David Fincher's The Social Network dominated the weekend box office with a $23 million opening, per estimates.
More results:
• We know it's totally unusual for kids to dig Facebook, and stuff, but the exit polling doesn't lie: Kids under 18 liked The Social Network (a bit more) more than adults, assigning the movie an A-minus to the oldsters' B-plus. Both grades bode well for the $40 million film's box-office future.
• Among all-time fall-drama openers, The Social Network is in the neighborhood of The Town, and even more desirous, The Departed.
• Given his film's success, writer Aaron Sorkin is due for a Facebook update. And shouldn't Justin Timberlake be tweeting about his first No. 1 movie? (He wasn't the last time we checked.)
• Renee Zellweger's Case 39 sat on the shelf for two-plus years, but didn't age well: It was DOA with a $5.4 million debut. It was the same sad story (minus the shelf-sitting) for the other new wide-release Halloween entry, Let Me In ($5.3 million).
• Wanna see something really scary? Nikki Reed's Chain Letter opened at 406 theaters, and made just $130,000. That's a per-screen average of $320. The horror, indeed.
• Last weekend's No. 1 film, Wall Street: Money Never Sleeps ($10.1 million; $30 million overall), held well, actually very well, considering The Social Network was out to steal its fall-drama mojo.
• Go figure: The owl movie has legs.
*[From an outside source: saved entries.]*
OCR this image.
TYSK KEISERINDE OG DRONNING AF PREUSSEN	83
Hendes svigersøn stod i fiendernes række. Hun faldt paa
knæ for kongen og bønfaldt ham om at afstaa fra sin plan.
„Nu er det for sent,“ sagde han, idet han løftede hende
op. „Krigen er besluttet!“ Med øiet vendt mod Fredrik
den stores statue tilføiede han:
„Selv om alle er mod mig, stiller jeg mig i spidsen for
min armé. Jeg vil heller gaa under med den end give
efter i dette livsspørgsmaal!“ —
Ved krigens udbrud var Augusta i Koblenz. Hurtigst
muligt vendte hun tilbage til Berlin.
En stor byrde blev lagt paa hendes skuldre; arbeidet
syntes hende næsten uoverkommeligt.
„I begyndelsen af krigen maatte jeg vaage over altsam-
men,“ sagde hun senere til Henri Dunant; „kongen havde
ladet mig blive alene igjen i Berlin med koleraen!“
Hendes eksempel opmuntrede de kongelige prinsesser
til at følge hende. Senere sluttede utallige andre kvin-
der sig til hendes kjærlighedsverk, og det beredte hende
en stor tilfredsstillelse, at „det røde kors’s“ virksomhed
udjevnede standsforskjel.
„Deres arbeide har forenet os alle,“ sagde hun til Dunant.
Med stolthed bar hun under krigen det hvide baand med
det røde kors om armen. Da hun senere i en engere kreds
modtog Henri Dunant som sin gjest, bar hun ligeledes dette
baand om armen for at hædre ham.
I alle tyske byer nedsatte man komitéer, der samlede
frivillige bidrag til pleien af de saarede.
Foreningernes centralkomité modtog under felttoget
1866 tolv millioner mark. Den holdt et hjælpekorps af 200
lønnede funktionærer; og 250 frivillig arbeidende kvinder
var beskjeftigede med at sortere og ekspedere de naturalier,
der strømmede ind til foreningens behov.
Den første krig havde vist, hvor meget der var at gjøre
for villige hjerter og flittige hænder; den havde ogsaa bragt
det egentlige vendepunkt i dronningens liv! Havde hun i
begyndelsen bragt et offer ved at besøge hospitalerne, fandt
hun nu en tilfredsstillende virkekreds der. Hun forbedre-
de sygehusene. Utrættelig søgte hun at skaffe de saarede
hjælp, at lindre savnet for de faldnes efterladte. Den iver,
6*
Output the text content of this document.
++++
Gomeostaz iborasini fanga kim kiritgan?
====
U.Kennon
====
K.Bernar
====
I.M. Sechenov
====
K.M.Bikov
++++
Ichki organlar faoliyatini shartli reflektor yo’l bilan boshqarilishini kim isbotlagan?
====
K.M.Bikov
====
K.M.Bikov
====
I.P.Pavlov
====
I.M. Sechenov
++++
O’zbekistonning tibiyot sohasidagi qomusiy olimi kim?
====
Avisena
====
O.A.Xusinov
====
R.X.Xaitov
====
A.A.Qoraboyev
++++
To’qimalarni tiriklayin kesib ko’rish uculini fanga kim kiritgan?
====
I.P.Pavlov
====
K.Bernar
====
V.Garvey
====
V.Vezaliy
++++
Despite an unimpressive start, the 3D-animated Legend of the Guardians ($10.9 million; $30 million overall) hung onto second place.
• A moment of silence for Inception ($870,000), which departed the Top 10 after 11 weekends and $288.4 million overall, good for fifth place among the year's top domestic grossers. Worldwide, the film has been an even bigger dream, grossing some $775 million, per Box Office Mojo stats.
• The nice Top 10 run of Takers ($800,000) is over, too. After six weekends, the $32 million crime drama is at $56.2 million overall.
• Here's something that could be fodder for the next Freakonomics book: Why didn't the Freakonomics documentary do better at the box office? (Did the pay-what-you-want plan, instituted at the sneaks, carry through to this weekend?) Debuting at 20 theaters, the film averaged only $1,500, for a grand sum of $30,000.